- Born: 20 May 1892 St John's, Newfoundland (now Canada)
- Died: 29 March 1957 (aged 64) London, England
- Education: Downside School University of London
- Spouse: Marjorie Violet Warner ​ ​(m. 1918)​
- Allegiance: United Kingdom
- Branch: British Army
- Service years: 1914–1922
- Rank: Captain
- Unit: Royal Garrison Artillery
- Conflicts: World War I

2nd Chairman of British Petroleum
- In office 1956–1957
- Preceded by: William Fraser
- Succeeded by: Sir Neville Gass

= Basil Jackson =

British businessman

Captain Basil Rawdon Jackson (20 May 1892 – 29 March 1957) was a British businessman and second chairman of the board of British Petroleum from 1956 to 1957.

==Early life and education==
Jackson was born in St John's, Newfoundland Colony, the son of Sir Henry Moore Jackson, a British colonial governor, and Emily Corbett Shea, daughter of Sir Edward Dalton Shea.

==Military service==
In December 1915, Jackson was commissioned as a second lieutenant (on probation) in the Royal Garrison Artillery.

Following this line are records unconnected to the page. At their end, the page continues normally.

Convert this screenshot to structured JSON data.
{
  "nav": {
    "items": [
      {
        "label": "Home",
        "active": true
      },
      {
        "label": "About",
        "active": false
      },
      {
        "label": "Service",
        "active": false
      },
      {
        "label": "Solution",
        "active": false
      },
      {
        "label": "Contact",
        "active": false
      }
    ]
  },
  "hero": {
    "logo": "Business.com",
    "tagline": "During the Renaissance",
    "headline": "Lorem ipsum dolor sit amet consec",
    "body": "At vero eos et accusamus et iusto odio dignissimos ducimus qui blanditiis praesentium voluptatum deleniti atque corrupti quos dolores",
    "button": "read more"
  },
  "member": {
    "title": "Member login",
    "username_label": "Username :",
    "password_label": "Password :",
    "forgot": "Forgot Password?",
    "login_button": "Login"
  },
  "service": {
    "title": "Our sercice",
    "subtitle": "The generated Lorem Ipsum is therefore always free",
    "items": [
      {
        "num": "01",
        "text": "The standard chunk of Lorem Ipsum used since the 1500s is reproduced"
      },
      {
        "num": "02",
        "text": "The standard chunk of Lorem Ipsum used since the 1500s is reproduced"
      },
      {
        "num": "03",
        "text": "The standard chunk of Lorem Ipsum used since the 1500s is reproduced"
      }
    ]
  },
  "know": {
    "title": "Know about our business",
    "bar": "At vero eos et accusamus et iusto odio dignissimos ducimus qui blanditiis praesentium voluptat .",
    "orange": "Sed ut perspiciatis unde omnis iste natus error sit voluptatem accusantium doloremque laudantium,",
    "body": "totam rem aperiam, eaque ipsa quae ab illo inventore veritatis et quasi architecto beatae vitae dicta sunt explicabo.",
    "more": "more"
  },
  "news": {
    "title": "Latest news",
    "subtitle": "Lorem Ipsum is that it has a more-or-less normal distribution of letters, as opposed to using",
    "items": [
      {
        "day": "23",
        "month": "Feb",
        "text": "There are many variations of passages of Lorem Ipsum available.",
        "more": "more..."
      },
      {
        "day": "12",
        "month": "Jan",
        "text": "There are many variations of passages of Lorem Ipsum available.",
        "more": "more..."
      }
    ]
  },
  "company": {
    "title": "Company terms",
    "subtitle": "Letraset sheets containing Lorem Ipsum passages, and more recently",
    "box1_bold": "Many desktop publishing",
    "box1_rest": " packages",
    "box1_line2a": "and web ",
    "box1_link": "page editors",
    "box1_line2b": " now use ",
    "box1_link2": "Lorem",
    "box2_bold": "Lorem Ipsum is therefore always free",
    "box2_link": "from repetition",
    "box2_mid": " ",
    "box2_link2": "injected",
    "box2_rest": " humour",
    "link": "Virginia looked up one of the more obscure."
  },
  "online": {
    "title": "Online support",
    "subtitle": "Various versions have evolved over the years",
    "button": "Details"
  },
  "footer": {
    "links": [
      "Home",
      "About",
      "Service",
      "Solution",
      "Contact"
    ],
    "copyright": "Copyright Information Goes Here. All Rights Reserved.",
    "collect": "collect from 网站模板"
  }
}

He later held the rank of captain.

==Career==
Jackson joined the (then) Anglo-Persian/Anglo-Iranian group in 1921 and became a director in 1948.
He was working in the oil industry and living in New York City during the 1930 and 1940 Censuses. He later served as deputy chairman and, in 1956, succeeded William Fraser as chairman of British Petroleum.

==Chairman of British Petroleum==
Jackson chaired BP during a period that included the immediate aftermath of the Suez Crisis and associated disruptions to oil transport routes to Europe. He retired at the end of January 1957. Neville Gass succeeded him as chairman later in 1957.

==Death==
Jackson died in London on 29 March 1957, aged 64.